Oke? Nama gue Tandi. Bukan Jin,” jawabku sambil menyenggol bahu Iba sedikit,
biar terkesan dramatis.
“Payah
lu, padahal gue mau kasih info tentang dia nih,” Aku langsung berbalik seratus
delapan puluh derajat. Bayangkan dengan efek slow motion. Ohhh, pasti kau para
wanita akan terkagum-kagum dan langsung memintaku berfoto seperti Kak Shone
dalam film First Love. Jangan-jangan, aku lebih ganteng dari Mario Maurer, kok.
“Buruan,” sahutku dengan tampang
netral. Jangan sampai si botak ini mengetahui perasaan hatiku yang dipenuhi
bunga sakura.
“Dia
udah punya gebetan bro,” Sekarang bunga sakura pink itu melebur dan menjadi
bunga mawar penuh duri dan, oh, menusuk hatiku, mengiris, dan sekarang aku
yakin akan ada asap panas mengepul dari rongga telingaku.
“Sabar
aja bro, kalau lo memang dilahirkan untuk dia pasti masih ada kesempatan,”
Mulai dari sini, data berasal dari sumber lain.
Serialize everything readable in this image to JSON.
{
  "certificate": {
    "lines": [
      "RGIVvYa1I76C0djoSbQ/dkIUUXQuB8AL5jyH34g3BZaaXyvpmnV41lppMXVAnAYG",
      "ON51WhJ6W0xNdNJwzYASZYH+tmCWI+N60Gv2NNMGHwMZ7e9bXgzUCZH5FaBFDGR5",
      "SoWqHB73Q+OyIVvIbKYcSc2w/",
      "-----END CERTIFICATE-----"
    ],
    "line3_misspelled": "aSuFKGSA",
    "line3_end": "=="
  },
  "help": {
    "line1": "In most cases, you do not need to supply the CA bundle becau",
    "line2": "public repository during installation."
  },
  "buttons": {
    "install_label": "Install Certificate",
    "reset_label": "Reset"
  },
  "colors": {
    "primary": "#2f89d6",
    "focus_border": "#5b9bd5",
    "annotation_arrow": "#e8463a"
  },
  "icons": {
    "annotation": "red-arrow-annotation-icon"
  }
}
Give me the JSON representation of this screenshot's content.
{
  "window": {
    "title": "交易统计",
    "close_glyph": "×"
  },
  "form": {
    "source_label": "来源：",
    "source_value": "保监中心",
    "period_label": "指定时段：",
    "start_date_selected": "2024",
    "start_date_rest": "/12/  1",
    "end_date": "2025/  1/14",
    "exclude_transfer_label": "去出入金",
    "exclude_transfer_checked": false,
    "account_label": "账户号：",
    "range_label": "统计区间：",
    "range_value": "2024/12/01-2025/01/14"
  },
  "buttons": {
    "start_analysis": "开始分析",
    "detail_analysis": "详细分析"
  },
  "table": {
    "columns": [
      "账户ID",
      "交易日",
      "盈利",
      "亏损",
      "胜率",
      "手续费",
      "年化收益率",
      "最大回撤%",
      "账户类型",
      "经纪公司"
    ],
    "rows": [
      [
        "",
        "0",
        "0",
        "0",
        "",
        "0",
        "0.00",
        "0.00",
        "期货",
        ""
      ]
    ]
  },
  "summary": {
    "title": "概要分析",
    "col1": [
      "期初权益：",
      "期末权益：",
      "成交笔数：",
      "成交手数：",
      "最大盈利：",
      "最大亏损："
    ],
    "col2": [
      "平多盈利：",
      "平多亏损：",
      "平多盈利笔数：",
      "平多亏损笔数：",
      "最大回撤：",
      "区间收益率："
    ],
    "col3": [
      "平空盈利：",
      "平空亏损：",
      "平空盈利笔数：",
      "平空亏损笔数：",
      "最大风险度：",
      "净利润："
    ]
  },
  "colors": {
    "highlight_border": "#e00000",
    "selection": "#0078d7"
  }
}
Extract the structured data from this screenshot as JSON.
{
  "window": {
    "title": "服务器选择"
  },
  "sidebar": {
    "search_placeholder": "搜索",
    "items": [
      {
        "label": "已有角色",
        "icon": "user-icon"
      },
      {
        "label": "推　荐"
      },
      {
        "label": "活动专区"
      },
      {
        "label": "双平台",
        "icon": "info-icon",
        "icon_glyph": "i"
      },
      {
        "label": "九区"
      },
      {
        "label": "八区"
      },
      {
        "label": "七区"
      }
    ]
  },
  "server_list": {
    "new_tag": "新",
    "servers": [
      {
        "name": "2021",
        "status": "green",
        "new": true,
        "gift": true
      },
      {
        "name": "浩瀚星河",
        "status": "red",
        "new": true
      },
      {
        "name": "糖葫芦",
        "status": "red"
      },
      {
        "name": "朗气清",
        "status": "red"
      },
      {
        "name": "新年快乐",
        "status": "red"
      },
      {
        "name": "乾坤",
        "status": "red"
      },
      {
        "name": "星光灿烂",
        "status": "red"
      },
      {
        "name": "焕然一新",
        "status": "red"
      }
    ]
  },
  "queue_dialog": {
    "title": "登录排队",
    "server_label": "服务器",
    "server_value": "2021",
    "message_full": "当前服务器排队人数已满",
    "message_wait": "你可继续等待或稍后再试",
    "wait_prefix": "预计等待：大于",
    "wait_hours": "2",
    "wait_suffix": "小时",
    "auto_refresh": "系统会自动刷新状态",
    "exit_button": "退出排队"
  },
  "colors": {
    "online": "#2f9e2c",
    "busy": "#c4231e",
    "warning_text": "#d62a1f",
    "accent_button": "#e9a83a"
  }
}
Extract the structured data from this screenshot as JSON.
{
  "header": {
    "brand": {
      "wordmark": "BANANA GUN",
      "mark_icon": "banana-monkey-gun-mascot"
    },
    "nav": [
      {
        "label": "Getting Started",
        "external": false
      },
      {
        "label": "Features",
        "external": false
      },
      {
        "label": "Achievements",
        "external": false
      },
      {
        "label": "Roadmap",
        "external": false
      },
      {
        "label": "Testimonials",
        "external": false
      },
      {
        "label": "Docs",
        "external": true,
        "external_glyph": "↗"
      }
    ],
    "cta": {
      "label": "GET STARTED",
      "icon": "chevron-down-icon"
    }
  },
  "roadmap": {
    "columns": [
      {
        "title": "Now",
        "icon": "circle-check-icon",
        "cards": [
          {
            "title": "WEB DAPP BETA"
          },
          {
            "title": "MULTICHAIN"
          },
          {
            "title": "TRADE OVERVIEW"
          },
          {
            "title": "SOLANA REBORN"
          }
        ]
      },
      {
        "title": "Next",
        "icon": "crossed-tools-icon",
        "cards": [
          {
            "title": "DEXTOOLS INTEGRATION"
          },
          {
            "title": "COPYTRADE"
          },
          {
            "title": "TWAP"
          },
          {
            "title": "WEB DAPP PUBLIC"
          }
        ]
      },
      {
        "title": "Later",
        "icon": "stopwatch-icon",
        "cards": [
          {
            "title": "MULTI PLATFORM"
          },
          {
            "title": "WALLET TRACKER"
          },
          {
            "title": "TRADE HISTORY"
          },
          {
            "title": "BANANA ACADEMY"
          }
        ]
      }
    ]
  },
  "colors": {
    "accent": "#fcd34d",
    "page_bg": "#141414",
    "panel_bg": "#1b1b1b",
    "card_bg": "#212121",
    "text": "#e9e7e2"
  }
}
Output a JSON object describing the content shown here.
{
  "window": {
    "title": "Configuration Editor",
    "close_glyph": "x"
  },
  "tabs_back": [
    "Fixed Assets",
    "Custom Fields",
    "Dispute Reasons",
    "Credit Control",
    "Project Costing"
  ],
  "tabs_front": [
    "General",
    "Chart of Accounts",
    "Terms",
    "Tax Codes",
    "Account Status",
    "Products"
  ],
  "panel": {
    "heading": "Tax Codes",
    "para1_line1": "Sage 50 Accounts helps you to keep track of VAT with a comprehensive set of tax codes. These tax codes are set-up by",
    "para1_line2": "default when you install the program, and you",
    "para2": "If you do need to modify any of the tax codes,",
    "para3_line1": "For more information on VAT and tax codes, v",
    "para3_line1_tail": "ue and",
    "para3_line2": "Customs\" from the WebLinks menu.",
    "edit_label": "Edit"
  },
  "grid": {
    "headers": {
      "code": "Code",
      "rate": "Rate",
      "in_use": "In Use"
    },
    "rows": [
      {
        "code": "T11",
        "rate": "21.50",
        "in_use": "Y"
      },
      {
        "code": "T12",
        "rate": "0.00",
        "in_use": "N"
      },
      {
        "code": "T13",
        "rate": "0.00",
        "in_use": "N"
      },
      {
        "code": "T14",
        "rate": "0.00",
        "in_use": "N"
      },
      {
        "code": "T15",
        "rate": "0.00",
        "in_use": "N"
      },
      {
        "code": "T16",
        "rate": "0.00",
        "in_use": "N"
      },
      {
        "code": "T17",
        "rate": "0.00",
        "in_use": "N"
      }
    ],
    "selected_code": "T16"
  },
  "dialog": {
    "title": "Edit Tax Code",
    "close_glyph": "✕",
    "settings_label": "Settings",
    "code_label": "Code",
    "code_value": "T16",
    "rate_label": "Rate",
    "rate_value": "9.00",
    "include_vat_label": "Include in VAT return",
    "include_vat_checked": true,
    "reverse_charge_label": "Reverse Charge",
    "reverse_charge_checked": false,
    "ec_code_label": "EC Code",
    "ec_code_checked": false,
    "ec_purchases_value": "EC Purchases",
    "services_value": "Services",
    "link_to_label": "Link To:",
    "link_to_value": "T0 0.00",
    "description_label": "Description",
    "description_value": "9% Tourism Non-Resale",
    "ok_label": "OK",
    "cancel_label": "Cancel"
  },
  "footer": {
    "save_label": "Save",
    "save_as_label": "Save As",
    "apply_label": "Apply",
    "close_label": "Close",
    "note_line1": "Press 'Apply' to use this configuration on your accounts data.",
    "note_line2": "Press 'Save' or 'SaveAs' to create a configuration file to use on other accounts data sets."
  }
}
tumben botak itu mengeluarkan kalimat mutiara. Biasanya kalimat pete china yang
uukkhhh, tahulah bau pete seperti apa.
***
Aku dengan enggan mengantarkan surat
pemberitahuan pemilihan ketua RT pada hansip yang bertugas malam itu. Tugas ini
cukup menyita waktuku untuk menggambar sketsa anggun sang maha dewi, yang
omong-omong akan kuselipkan di tas sekolahnya besok pagi.
“Wih,
suaranya bagus banget,” ucap bang Il. Aku memfokuskan mata kearah benda kecil
ditangannya. Oh, handphone android
yang katanya bisa membuat hidupmu bewarna.
“Bang
Il nih surat dari bapak. Tolong tempel di papan pengumuman ya,” kataku sembari
menaruh setumpuk surat (sebenarnya hanya lima lembar) dekat kaki bang Il.
“Eh
Tandi sini dulu,” tidak biasanya bang Il mengajakku mengobrol. Aku tahu,
sebagai anak ketua RT aku cukup dihormati dan (katanya) para hansip ini jadi
bodyguard ku selama bapak menjabat. Jangan bayangkan mereka menggunakan kaos
hitam, menampakkan dada bidangnya dengan kepala tanpa rambut (bahasa halus),
dilengkapi alat walky talkie dan
pistol dengan peluru yang bisa menembus jantungmu karena sesungguhnya mereka
hanya menyimpan pisau lipat disaku celana bewarna hijau itu.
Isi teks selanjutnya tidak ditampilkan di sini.